Canadian securities regulators are calling on the securities industry to improve the proxy voting process to ensure that shareholder votes are properly counted.

The Canadian Securities Administrators (CSA) Thursday published CSA Staff Notice 54-303 Progress Report on Review of the Proxy Voting Infrastructure, which details its efforts to review the proxy voting infrastructure, and sets out its plans for reform. The report concludes that “the current proxy voting infrastructure is fragmented and needs to be modernized and improved,” and it recommends five improvements to the vote reconciliation process.

The CSA’s five proposed improvements include: modernizing the process for shareholder meeting tabulators receiving information about who is entitled to vote; verifying the information meeting tabulators receive is accurate and complete; enabling intermediaries that submit proxy votes on behalf of clients (such as brokerage firms) to find out how many shares a meeting tabulator has determined that it is entitled to vote; increasing consistency in how meeting tabulators reconcile proxy votes submitted by intermediaries to the shares it is entitled to vote; and, establishing communication between meeting tabulators and intermediaries about whether proxy votes are accepted, rejected or pro-rated.

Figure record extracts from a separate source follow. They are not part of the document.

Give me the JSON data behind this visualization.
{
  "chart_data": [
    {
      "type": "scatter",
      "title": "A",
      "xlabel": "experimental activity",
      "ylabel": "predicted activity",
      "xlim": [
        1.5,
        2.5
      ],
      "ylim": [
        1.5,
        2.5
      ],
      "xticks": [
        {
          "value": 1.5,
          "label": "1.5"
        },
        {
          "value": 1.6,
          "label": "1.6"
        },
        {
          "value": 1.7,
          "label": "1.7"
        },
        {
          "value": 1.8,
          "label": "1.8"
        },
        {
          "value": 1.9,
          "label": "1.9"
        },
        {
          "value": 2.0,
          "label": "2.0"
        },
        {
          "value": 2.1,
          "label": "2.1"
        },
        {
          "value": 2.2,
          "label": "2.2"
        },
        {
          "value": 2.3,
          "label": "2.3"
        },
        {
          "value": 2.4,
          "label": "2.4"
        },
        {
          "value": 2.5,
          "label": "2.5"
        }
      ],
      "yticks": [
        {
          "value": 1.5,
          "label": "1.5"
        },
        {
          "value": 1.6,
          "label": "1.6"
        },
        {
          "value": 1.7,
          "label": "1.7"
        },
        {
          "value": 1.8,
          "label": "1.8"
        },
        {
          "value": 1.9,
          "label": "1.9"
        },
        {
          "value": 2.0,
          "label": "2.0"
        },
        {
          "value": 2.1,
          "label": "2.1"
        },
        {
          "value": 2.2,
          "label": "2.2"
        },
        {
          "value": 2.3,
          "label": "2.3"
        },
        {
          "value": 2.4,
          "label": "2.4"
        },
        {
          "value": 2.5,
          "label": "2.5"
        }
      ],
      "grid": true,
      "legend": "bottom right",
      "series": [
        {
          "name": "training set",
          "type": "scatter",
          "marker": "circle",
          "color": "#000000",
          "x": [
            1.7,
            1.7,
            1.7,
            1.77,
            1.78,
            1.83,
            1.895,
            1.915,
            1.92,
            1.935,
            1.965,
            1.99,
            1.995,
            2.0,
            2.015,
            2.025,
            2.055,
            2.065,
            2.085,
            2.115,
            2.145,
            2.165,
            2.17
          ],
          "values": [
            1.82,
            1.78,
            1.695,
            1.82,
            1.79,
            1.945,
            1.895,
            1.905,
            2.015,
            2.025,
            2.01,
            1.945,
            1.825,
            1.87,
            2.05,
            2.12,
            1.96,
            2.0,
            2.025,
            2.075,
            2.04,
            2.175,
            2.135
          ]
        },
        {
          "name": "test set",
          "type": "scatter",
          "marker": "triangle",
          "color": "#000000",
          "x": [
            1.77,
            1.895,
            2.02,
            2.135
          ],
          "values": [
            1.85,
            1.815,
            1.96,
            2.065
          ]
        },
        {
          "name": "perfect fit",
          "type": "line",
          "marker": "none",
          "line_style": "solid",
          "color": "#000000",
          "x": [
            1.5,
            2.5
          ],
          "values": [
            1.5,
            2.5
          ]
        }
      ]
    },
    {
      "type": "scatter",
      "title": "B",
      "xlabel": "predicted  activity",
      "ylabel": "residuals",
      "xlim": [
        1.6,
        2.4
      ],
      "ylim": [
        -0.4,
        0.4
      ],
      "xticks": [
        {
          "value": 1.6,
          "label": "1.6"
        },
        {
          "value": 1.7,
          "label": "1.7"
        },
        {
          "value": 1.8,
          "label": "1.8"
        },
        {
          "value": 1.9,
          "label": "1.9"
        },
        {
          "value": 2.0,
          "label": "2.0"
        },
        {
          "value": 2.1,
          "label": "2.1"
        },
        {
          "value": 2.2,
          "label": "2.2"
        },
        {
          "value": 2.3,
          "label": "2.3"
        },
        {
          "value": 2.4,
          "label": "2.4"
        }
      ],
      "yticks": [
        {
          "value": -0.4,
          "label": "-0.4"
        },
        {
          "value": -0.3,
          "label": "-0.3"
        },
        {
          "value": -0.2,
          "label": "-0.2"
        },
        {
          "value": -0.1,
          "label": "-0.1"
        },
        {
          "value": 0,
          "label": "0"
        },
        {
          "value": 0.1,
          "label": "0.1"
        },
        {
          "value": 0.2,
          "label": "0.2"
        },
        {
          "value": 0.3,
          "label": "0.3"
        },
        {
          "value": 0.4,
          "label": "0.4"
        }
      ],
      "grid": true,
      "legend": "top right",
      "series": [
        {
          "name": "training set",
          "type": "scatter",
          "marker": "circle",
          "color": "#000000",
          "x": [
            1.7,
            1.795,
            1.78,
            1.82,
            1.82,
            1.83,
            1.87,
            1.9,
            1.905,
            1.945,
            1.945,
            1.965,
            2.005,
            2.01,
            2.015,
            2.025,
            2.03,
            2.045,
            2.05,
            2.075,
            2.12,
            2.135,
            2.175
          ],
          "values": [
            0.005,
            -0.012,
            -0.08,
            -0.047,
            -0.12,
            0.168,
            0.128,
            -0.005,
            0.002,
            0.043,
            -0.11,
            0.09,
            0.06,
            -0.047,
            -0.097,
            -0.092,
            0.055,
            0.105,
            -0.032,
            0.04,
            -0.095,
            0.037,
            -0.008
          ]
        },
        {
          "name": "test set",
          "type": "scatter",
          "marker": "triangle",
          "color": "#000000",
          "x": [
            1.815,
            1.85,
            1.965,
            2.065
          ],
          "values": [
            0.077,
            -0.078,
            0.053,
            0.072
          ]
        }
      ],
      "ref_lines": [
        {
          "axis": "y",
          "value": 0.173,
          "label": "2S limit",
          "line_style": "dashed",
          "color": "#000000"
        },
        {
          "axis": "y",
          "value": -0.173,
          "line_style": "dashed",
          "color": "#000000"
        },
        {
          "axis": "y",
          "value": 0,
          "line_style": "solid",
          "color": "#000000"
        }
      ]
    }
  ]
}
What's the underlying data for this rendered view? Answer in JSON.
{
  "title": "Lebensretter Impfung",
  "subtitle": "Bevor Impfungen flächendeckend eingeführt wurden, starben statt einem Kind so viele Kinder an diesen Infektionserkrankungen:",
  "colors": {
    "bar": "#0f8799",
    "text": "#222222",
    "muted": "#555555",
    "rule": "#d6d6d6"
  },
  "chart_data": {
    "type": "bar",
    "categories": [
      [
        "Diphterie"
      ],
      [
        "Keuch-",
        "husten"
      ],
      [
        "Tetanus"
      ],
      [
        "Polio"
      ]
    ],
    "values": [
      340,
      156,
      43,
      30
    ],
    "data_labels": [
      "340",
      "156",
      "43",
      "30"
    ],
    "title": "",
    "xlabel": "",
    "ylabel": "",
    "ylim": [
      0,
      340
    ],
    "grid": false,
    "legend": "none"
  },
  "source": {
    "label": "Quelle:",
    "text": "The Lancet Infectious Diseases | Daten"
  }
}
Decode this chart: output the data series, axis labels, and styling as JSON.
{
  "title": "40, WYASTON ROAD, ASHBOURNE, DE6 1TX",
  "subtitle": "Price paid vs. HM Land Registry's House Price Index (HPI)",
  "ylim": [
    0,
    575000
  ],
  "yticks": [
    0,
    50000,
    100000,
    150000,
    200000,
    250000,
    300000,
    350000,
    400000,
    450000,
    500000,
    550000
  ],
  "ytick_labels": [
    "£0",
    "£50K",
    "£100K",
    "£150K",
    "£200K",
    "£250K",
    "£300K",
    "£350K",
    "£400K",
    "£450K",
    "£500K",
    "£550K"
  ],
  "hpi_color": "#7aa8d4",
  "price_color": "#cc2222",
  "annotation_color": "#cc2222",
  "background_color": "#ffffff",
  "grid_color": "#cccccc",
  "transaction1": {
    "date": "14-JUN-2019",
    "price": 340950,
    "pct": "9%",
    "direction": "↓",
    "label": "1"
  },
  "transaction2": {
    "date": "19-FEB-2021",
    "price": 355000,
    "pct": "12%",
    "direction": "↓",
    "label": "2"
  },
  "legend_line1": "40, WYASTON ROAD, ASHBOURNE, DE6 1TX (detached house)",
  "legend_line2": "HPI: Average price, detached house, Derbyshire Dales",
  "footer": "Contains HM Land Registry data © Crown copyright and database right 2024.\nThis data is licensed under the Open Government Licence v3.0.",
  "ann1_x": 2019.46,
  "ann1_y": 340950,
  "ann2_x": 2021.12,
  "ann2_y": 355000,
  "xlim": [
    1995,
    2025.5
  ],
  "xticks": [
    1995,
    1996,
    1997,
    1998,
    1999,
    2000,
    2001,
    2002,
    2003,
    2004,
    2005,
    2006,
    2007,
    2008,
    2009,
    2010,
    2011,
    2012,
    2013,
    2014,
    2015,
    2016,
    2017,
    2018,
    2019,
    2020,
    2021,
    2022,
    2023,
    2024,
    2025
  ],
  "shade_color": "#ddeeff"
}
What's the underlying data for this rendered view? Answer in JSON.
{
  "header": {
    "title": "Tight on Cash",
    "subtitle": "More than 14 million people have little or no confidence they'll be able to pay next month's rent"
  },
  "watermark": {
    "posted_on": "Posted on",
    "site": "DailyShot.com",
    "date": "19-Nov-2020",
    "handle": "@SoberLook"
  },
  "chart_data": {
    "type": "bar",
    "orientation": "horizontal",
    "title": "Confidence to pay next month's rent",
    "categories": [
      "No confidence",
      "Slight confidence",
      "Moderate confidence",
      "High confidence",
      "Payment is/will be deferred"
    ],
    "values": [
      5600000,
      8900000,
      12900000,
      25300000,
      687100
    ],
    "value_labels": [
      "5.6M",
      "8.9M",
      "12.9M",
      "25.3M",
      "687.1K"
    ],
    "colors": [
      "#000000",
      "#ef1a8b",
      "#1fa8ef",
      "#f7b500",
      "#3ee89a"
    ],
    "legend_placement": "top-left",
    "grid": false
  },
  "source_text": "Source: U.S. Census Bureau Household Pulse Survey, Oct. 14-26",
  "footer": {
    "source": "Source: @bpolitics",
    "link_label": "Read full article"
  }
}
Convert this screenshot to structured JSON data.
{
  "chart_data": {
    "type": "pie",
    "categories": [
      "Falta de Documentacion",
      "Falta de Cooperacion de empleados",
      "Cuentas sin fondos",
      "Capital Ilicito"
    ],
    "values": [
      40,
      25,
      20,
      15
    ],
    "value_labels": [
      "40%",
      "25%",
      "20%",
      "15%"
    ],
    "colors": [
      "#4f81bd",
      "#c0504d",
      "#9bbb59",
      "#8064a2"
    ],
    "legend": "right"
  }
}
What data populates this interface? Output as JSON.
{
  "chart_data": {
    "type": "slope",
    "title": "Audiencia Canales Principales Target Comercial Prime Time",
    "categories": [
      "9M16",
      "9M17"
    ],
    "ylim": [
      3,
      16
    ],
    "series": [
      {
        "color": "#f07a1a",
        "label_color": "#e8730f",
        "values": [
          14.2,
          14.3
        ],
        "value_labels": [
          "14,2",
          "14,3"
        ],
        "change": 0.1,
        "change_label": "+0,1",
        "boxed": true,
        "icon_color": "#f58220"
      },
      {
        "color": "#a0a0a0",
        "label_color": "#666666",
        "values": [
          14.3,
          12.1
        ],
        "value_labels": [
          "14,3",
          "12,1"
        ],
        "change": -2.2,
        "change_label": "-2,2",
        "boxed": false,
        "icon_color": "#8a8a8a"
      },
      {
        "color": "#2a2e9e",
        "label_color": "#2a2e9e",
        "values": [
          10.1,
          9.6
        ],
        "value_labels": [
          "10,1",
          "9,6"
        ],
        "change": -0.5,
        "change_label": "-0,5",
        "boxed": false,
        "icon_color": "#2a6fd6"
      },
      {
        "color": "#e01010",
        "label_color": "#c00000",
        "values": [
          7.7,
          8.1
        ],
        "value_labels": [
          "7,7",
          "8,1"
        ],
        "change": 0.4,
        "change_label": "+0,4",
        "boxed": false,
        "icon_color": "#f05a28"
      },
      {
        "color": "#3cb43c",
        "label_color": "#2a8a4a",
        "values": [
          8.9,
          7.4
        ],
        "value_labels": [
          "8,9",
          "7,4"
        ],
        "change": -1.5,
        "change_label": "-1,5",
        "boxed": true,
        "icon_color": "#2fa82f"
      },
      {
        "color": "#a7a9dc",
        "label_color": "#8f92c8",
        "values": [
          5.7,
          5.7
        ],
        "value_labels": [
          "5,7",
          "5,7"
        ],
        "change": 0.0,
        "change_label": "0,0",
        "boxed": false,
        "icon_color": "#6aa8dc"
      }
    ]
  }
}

In the short term, the regulators are directing firms that are involved in the vote reconciliation process to determine the steps they can take to improve vote reconciliation for the 2015 proxy season. For the 2016 proxy season, the CSA says that firms involved in vote reconciliation should “develop industry protocols that, at a minimum, address the five required improvements.”

The CSA intends to oversee the development of these protocols — which should specify the roles and responsibilities that depositories, intermediaries, Broadridge, and meeting tabulators have in the vote reconciliation process, and outline the specific steps that they must follow. The CSA says that it will consider mandating certain aspects of these protocols, or regulating these entities, if necessary.

In the year ahead, the CSA also intends to review proxy contests to determine if there are any vote reconciliation issues that are specific to proxy contests (during the past year it reviewed six uncontested shareholder meetings). The CSA says that it also intends to gain a better understanding of investment dealers’ practices and securities lending programs.